Op de dag dat u wordt opgenomen voor de kuur, gaat u eerst bloedprikken. Dit kunt u doen bij Fonteinstraat 16a. Deze poli bevindt zich tegenover de oncologie poli.
Na het bloedprikken kunt u wachten in De Stee. Hier zult u opgehaald worden door een verpleegkundige, die samen met de arts zal kijken hoe het met uw gezondheid gaat, en of u de afgelopen weken bijzonderheden ten aanzien van uw gezondheid heeft meegemaakt. Aan de hand van de bloeduitslagen en uw klachten wordt besloten of die dag de kuur gegeven kan worden. Indien de behandeling door kan gaan, zal aan het begin van de middag een infuus geprikt worden. Als alles naar wens verloopt kunt u op dag 3 naar huis. Een dag van tevoren wordt het tijdstip van vertrek met u besproken
Vanaf chemokuur 2:
Als de eerste chemokuur goed gegaan is kan u de vanaf de tweede kuur de 5FU thuis toegediend krijgen via de fulfusor. Dit is een draagbaar medicatie systeem dat continue langzaam medicatie toedient. Net als bij de eerste chemokuur wordt u, op de dag dat de chemotherapie start, verwacht voor bloedprikken waarna u gezien wordt door één van de artsen en een verpleegkundige. Als alles akkoord is wordt u voor enkele uren opgenomen op de verpleegafdeling D2VA. De oxaliplatin zal op de afdeling gegeven worden evenals de bolus van de 5FU (15 minuten). Hierna wordt u op de folfusor aangesloten en kunt u naar huis. De volgende dag wordt u in de loop van de dag thuis gebeld om te horen hoe het gaat.
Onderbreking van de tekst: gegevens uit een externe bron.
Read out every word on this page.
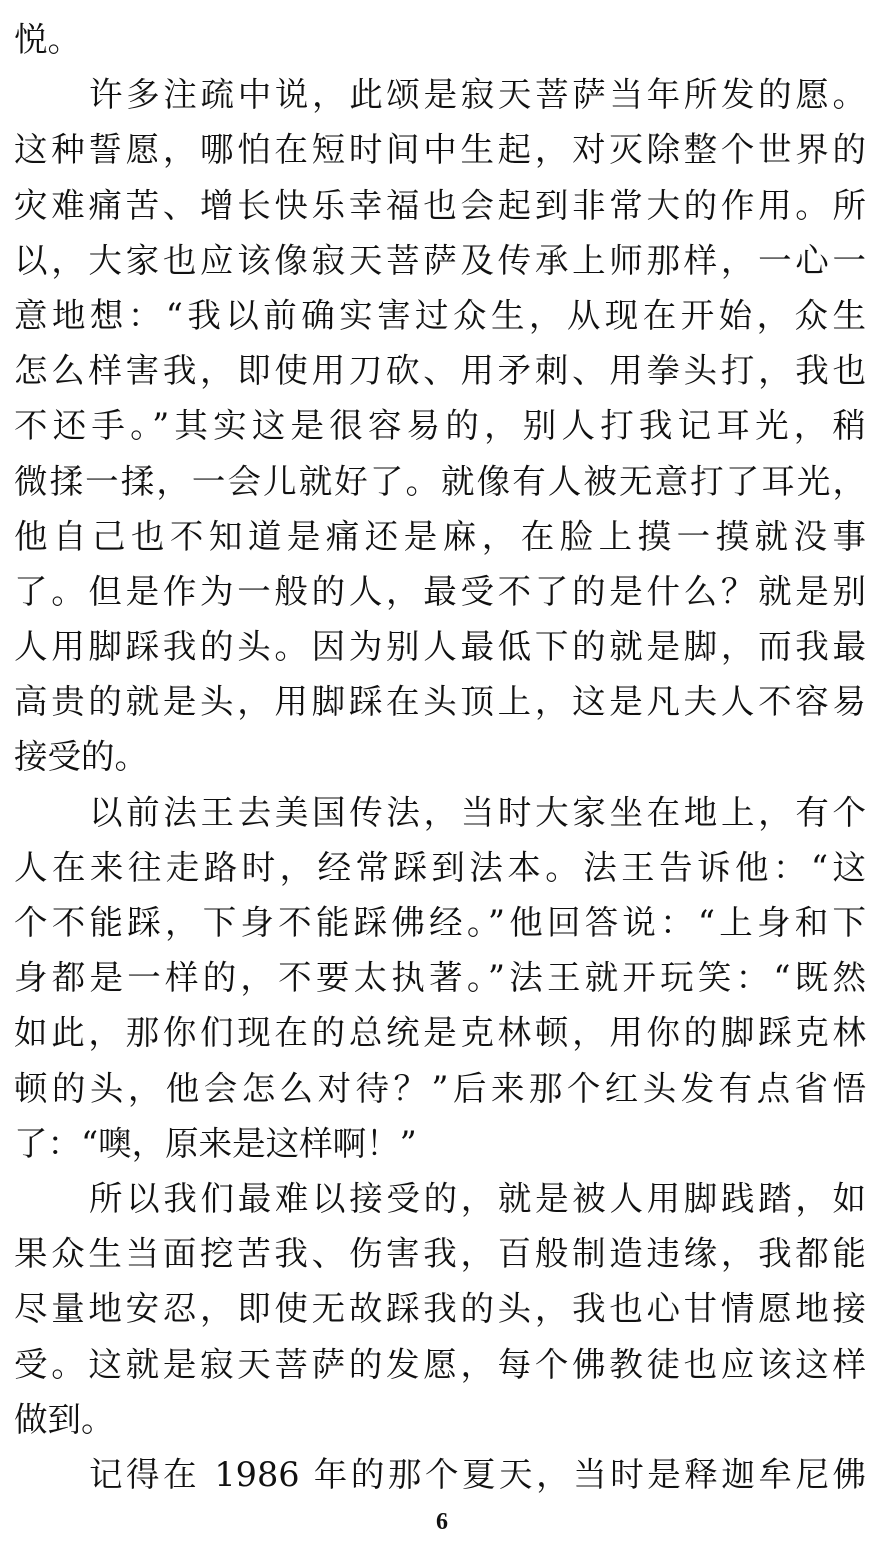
悦。
许多注疏中说，此颂是寂天菩萨当年所发的愿。
这种誓愿，哪怕在短时间中生起，对灭除整个世界的
灾难痛苦、增长快乐幸福也会起到非常大的作用。所
以，大家也应该像寂天菩萨及传承上师那样，一心一
意地想：“我以前确实害过众生，从现在开始，众生
怎么样害我，即使用刀砍、用矛刺、用拳头打，我也
不还手。”其实这是很容易的，别人打我记耳光，稍
微揉一揉，一会儿就好了。就像有人被无意打了耳光，
他自己也不知道是痛还是麻，在脸上摸一摸就没事
了。但是作为一般的人，最受不了的是什么？就是别
人用脚踩我的头。因为别人最低下的就是脚，而我最
高贵的就是头，用脚踩在头顶上，这是凡夫人不容易
接受的。
以前法王去美国传法，当时大家坐在地上，有个
人在来往走路时，经常踩到法本。法王告诉他：“这
个不能踩，下身不能踩佛经。”他回答说：“上身和下
身都是一样的，不要太执著。”法王就开玩笑：“既然
如此，那你们现在的总统是克林顿，用你的脚踩克林
顿的头，他会怎么对待？”后来那个红头发有点省悟
了：“噢，原来是这样啊！”
所以我们最难以接受的，就是被人用脚践踏，如
果众生当面挖苦我、伤害我，百般制造违缘，我都能
尽量地安忍，即使无故踩我的头，我也心甘情愿地接
受。这就是寂天菩萨的发愿，每个佛教徒也应该这样
做到。
记得在 1986 年的那个夏天，当时是释迦牟尼佛
6
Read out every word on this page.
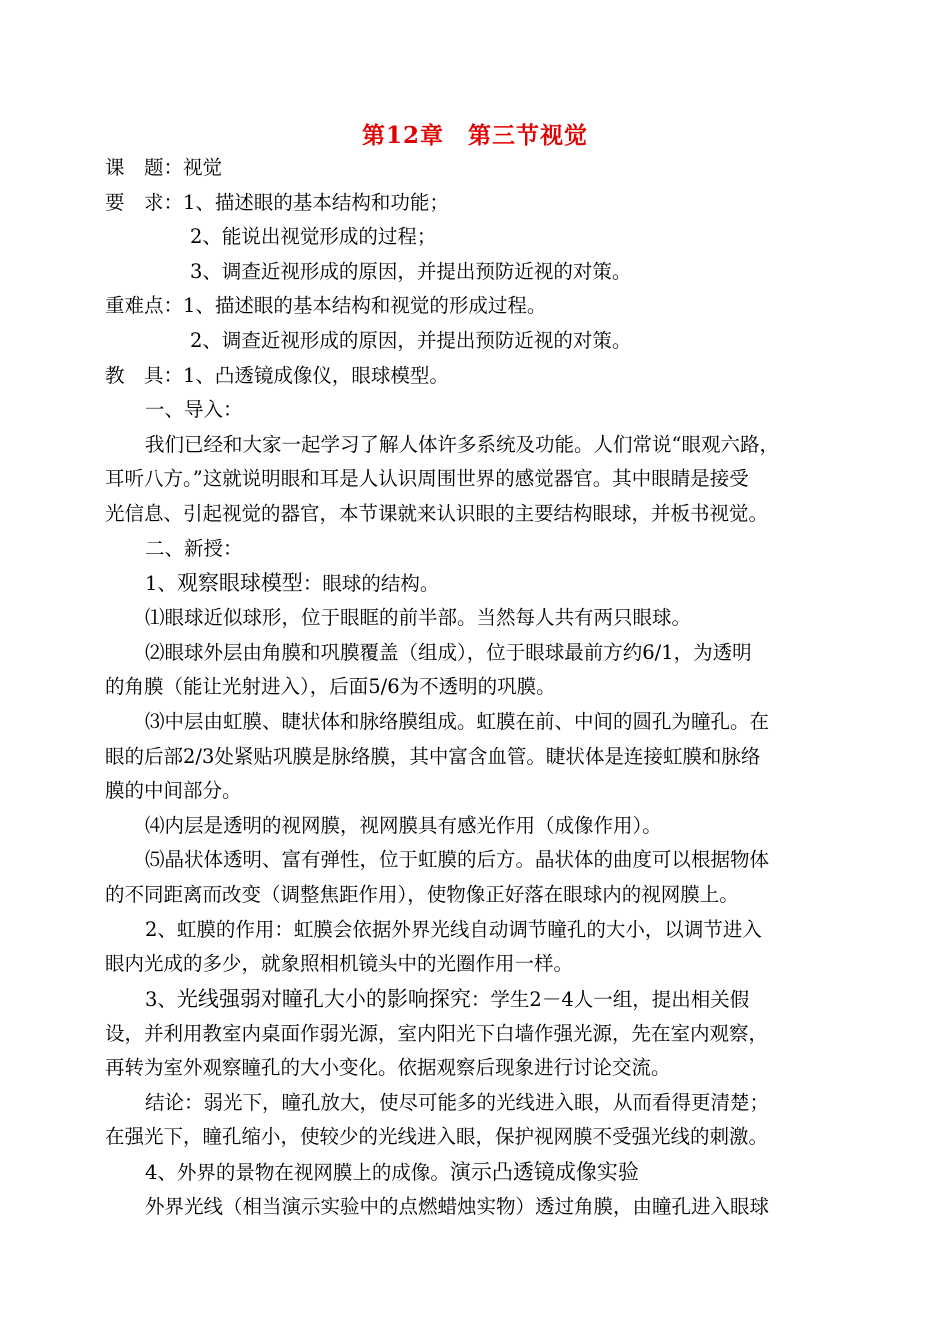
第12章　第三节视觉
课　题：视觉
要　求：1、描述眼的基本结构和功能；
2、能说出视觉形成的过程；
3、调查近视形成的原因，并提出预防近视的对策。
重难点：1、描述眼的基本结构和视觉的形成过程。
2、调查近视形成的原因，并提出预防近视的对策。
教　具：1、凸透镜成像仪，眼球模型。
一、导入：
我们已经和大家一起学习了解人体许多系统及功能。人们常说“眼观六路，
耳听八方。”这就说明眼和耳是人认识周围世界的感觉器官。其中眼睛是接受
光信息、引起视觉的器官，本节课就来认识眼的主要结构眼球，并板书视觉。
二、新授：
1、观察眼球模型：眼球的结构。
⑴眼球近似球形，位于眼眶的前半部。当然每人共有两只眼球。
⑵眼球外层由角膜和巩膜覆盖（组成），位于眼球最前方约6/1，为透明
的角膜（能让光射进入），后面5/6为不透明的巩膜。
⑶中层由虹膜、睫状体和脉络膜组成。虹膜在前、中间的圆孔为瞳孔。在
眼的后部2/3处紧贴巩膜是脉络膜，其中富含血管。睫状体是连接虹膜和脉络
膜的中间部分。
⑷内层是透明的视网膜，视网膜具有感光作用（成像作用）。
⑸晶状体透明、富有弹性，位于虹膜的后方。晶状体的曲度可以根据物体
的不同距离而改变（调整焦距作用），使物像正好落在眼球内的视网膜上。
2、虹膜的作用：虹膜会依据外界光线自动调节瞳孔的大小，以调节进入
眼内光成的多少，就象照相机镜头中的光圈作用一样。
3、光线强弱对瞳孔大小的影响探究：学生2－4人一组，提出相关假
设，并利用教室内桌面作弱光源，室内阳光下白墙作强光源，先在室内观察，
再转为室外观察瞳孔的大小变化。依据观察后现象进行讨论交流。
结论：弱光下，瞳孔放大，使尽可能多的光线进入眼，从而看得更清楚；
在强光下，瞳孔缩小，使较少的光线进入眼，保护视网膜不受强光线的刺激。
4、外界的景物在视网膜上的成像。演示凸透镜成像实验
外界光线（相当演示实验中的点燃蜡烛实物）透过角膜，由瞳孔进入眼球
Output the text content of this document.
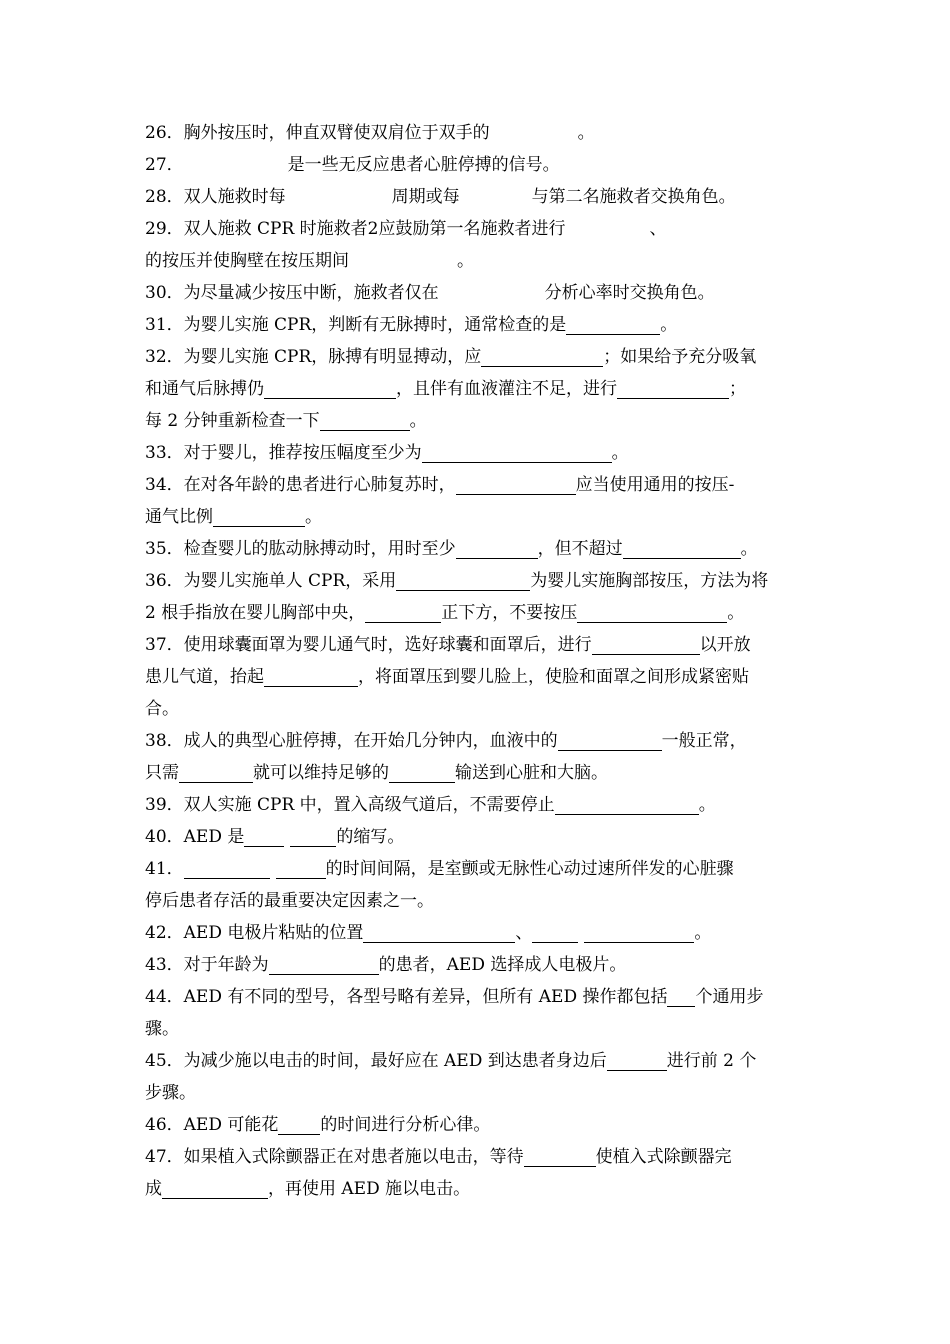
26．胸外按压时，伸直双臂使双肩位于双手的	。
27．	是一些无反应患者心脏停搏的信号。
28．双人施救时每	周期或每	与第二名施救者交换角色。
29．双人施救 CPR 时施救者2应鼓励第一名施救者进行	、
的按压并使胸壁在按压期间	。
30．为尽量减少按压中断，施救者仅在	分析心率时交换角色。
31．为婴儿实施 CPR，判断有无脉搏时，通常检查的是	。
32．为婴儿实施 CPR，脉搏有明显搏动，应	；如果给予充分吸氧
和通气后脉搏仍	，且伴有血液灌注不足，进行	；
每 2 分钟重新检查一下	。
33．对于婴儿，推荐按压幅度至少为	。
34．在对各年龄的患者进行心肺复苏时，	应当使用通用的按压-
通气比例	。
35．检查婴儿的肱动脉搏动时，用时至少	，但不超过	。
36．为婴儿实施单人 CPR，采用	为婴儿实施胸部按压，方法为将
2 根手指放在婴儿胸部中央，	正下方，不要按压	。
37．使用球囊面罩为婴儿通气时，选好球囊和面罩后，进行	以开放
患儿气道，抬起	，将面罩压到婴儿脸上，使脸和面罩之间形成紧密贴
合。
38．成人的典型心脏停搏，在开始几分钟内，血液中的	一般正常，
只需	就可以维持足够的	输送到心脏和大脑。
39．双人实施 CPR 中，置入高级气道后，不需要停止	。
40．AED 是	的缩写。
41．	的时间间隔，是室颤或无脉性心动过速所伴发的心脏骤
停后患者存活的最重要决定因素之一。
42．AED 电极片粘贴的位置	、	。
43．对于年龄为	的患者，AED 选择成人电极片。
44．AED 有不同的型号，各型号略有差异，但所有 AED 操作都包括 个通用步
骤。
45．为减少施以电击的时间，最好应在 AED 到达患者身边后	进行前 2 个
步骤。
46．AED 可能花 的时间进行分析心律。
47．如果植入式除颤器正在对患者施以电击，等待	使植入式除颤器完
成	，再使用 AED 施以电击。
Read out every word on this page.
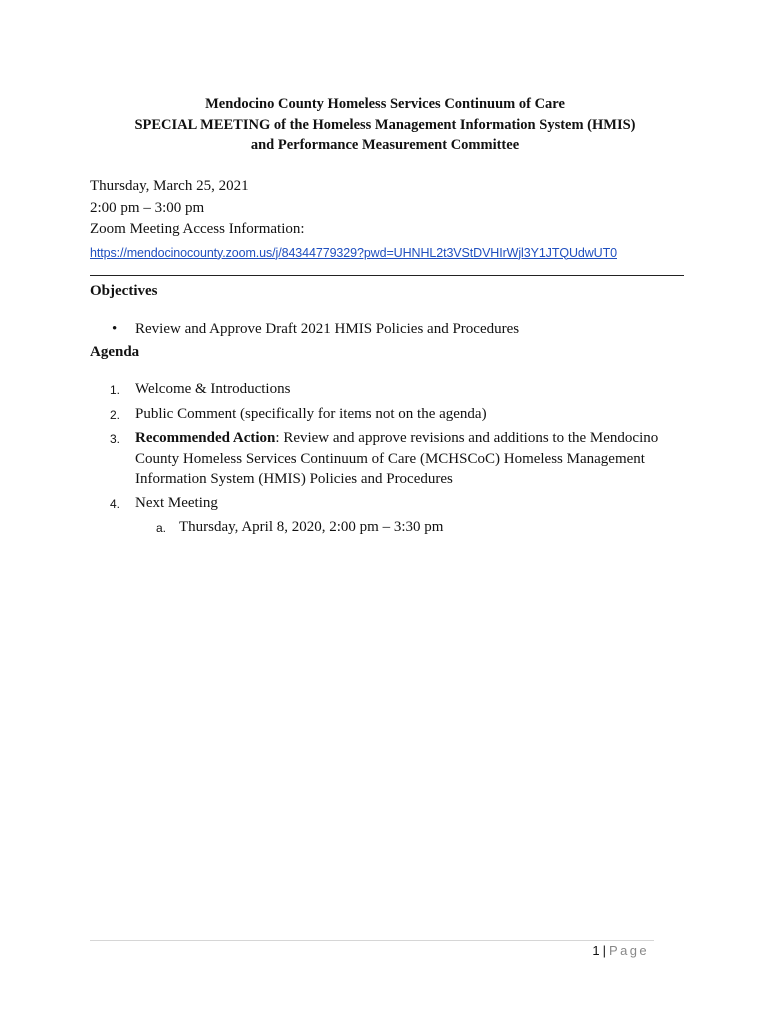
Mendocino County Homeless Services Continuum of Care
SPECIAL MEETING of the Homeless Management Information System (HMIS)
and Performance Measurement Committee
Thursday, March 25, 2021
2:00 pm – 3:00 pm
Zoom Meeting Access Information:
https://mendocinocounty.zoom.us/j/84344779329?pwd=UHNHL2t3VStDVHIrWjl3Y1JTQUdwUT0
Objectives
• Review and Approve Draft 2021 HMIS Policies and Procedures
Agenda
1. Welcome & Introductions
2. Public Comment (specifically for items not on the agenda)
3. Recommended Action: Review and approve revisions and additions to the Mendocino County Homeless Services Continuum of Care (MCHSCoC) Homeless Management Information System (HMIS) Policies and Procedures
4. Next Meeting
a. Thursday, April 8, 2020, 2:00 pm – 3:30 pm
1 | Page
Iedere volgende kuur begint in principe op dag 15 van de vorige kuur. Dus u krijgt één keer in de twee weken chemotherapie. Soms moet de chemotherapie uitgesteld worden vanwege de nog niet herstelde bijwerkingen. U krijgt totaal maximaal 12 kuren.
Wanneer altijd bellen
Koorts
- Bij één keer koorts boven 38.5 graden
- Bij twee maal achter elkaar 38 graden koorts in een tussentijd van 6 uur
- Bij koude rillingen
Misselijkheid en braken
- Bij ernstig en aanhoudend braken gedurende 24 uur of langer
- Bij tekenen van uitdroging: droge mond, droge huid, weinig of niet meer plassen, donkere urine
Diarree
- Bij langer dan 24 uur aanhoudende diarree
- Bij tekenen van uitdroging: droge mond, droge huid, weinig of niet meer plassen, donkere urine
Obstipatie/Verstopping van de ontlasting
- Bij langer dan drie dagen aanhoudende obstipatie (harde ontlasting en/of verstopping)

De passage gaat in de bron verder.